外国人の離婚と再婚

 外国人の方が離婚する場合、一旦、母国に帰国しなければならないかというと、必ずしもそうではありません。というのは、帰国せずとも、日本の方式で離婚や再婚が可能な場合もあるからです。詳しい話をすると専門的にならざるを得ないので、ここでは避けますが、「帰国しなくても離婚できる」というのは、外国人にとっては大変なメリットとなる場合もあります。

 日本における離婚の約8割は「協議離婚」によるものと言われています。しかしながら、外国での一般的な離婚の方式は「裁判離婚」であり、協議離婚を認めていない国も多数あります。そのような国から来た外国人の方が、日本で離婚した後、新たな相手と再婚したいと希望した場合、普通に考えれば、「母国に戻って裁判離婚し、独身を証明する必要な書類を準備して再婚をする」という流れになります。

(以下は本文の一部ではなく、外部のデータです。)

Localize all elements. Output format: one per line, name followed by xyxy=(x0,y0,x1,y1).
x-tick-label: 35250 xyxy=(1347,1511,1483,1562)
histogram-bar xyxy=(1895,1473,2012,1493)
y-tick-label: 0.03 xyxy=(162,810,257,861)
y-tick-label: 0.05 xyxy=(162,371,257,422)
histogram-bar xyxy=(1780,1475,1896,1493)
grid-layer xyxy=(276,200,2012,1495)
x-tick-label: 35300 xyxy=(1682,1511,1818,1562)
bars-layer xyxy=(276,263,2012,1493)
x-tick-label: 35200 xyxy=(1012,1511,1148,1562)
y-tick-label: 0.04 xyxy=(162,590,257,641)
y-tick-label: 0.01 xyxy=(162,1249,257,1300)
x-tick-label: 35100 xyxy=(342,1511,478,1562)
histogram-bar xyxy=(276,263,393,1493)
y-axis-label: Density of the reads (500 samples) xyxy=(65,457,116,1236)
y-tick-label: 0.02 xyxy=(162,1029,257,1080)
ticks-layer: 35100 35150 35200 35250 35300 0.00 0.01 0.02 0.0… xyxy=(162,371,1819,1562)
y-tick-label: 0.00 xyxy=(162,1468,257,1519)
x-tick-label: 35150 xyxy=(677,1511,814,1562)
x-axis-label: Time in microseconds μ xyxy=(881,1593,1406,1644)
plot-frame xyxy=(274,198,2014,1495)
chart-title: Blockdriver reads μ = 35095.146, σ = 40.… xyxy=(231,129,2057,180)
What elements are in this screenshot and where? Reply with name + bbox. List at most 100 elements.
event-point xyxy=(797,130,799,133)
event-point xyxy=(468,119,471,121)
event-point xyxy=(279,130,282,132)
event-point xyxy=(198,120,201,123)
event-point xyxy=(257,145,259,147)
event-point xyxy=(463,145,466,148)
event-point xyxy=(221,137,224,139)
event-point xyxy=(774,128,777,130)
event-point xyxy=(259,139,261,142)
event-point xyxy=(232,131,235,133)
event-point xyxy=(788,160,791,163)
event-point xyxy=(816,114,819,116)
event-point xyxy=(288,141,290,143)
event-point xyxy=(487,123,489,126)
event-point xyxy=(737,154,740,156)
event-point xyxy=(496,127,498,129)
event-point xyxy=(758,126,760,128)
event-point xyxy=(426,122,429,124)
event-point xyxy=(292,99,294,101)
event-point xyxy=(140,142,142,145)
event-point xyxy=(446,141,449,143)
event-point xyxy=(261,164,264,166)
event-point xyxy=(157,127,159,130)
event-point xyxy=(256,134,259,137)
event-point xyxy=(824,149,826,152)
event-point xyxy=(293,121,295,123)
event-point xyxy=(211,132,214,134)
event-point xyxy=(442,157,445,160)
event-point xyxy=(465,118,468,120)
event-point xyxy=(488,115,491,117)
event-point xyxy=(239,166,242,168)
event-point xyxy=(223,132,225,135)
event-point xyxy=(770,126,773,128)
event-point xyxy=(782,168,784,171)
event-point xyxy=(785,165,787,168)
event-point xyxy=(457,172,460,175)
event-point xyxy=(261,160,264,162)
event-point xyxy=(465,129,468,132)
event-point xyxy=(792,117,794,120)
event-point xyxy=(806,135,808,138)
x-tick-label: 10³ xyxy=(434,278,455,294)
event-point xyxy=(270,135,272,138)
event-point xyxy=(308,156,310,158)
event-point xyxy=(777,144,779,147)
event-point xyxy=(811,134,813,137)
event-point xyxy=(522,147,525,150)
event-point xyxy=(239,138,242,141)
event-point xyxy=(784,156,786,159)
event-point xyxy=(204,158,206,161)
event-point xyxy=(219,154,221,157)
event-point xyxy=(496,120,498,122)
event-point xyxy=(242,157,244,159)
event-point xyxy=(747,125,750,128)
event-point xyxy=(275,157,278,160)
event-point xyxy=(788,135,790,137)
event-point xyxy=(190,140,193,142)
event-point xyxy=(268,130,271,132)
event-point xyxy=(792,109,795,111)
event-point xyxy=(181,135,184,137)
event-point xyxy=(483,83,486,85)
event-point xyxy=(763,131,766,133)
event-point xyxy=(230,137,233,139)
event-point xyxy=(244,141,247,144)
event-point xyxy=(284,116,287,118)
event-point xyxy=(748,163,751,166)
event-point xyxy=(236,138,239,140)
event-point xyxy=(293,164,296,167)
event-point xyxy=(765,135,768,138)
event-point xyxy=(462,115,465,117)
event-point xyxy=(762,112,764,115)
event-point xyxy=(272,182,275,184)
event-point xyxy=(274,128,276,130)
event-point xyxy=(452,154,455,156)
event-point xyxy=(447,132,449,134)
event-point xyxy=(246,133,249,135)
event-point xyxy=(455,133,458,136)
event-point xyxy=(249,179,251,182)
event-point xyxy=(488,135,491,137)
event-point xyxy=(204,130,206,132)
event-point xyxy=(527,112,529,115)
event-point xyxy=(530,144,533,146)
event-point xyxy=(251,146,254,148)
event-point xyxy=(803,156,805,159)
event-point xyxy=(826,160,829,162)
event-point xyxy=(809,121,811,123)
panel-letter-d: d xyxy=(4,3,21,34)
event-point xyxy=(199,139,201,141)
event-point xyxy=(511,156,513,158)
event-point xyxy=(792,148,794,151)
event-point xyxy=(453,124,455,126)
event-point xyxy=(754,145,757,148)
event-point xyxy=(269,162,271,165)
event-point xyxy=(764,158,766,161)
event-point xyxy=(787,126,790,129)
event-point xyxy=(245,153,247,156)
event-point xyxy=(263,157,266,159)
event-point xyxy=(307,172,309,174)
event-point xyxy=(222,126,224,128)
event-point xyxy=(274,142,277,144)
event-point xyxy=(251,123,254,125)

 しかし、日本で仕事を抱えているような場合、なかなか帰国の時間が取れず、離婚手続きがスムーズに進まないものです。そのような場合、日本において離婚と再婚の手続きをしてビザ申請を行う方法があります。一般的には、このような方法はあまり知られておりませんが、もちろん法律に基づいた届出ですので、市役所でも認められますし、入国管理局への申請も可能、もちろん許可も出ます。

定住者への変更

 今回のお客様の場合、フィリピン国籍の方でしたが、全ての国でこのようなやり方が推奨されるわけではありません。国によっては止めたほうが良いという場合もあります。もちろん、本国では婚姻した状態が続いておりますので、最終的には母国で何らかの手続きをして離婚・再婚を成立させる必要があります。あくまでも、緊急避難的な措置であることに変わりありません。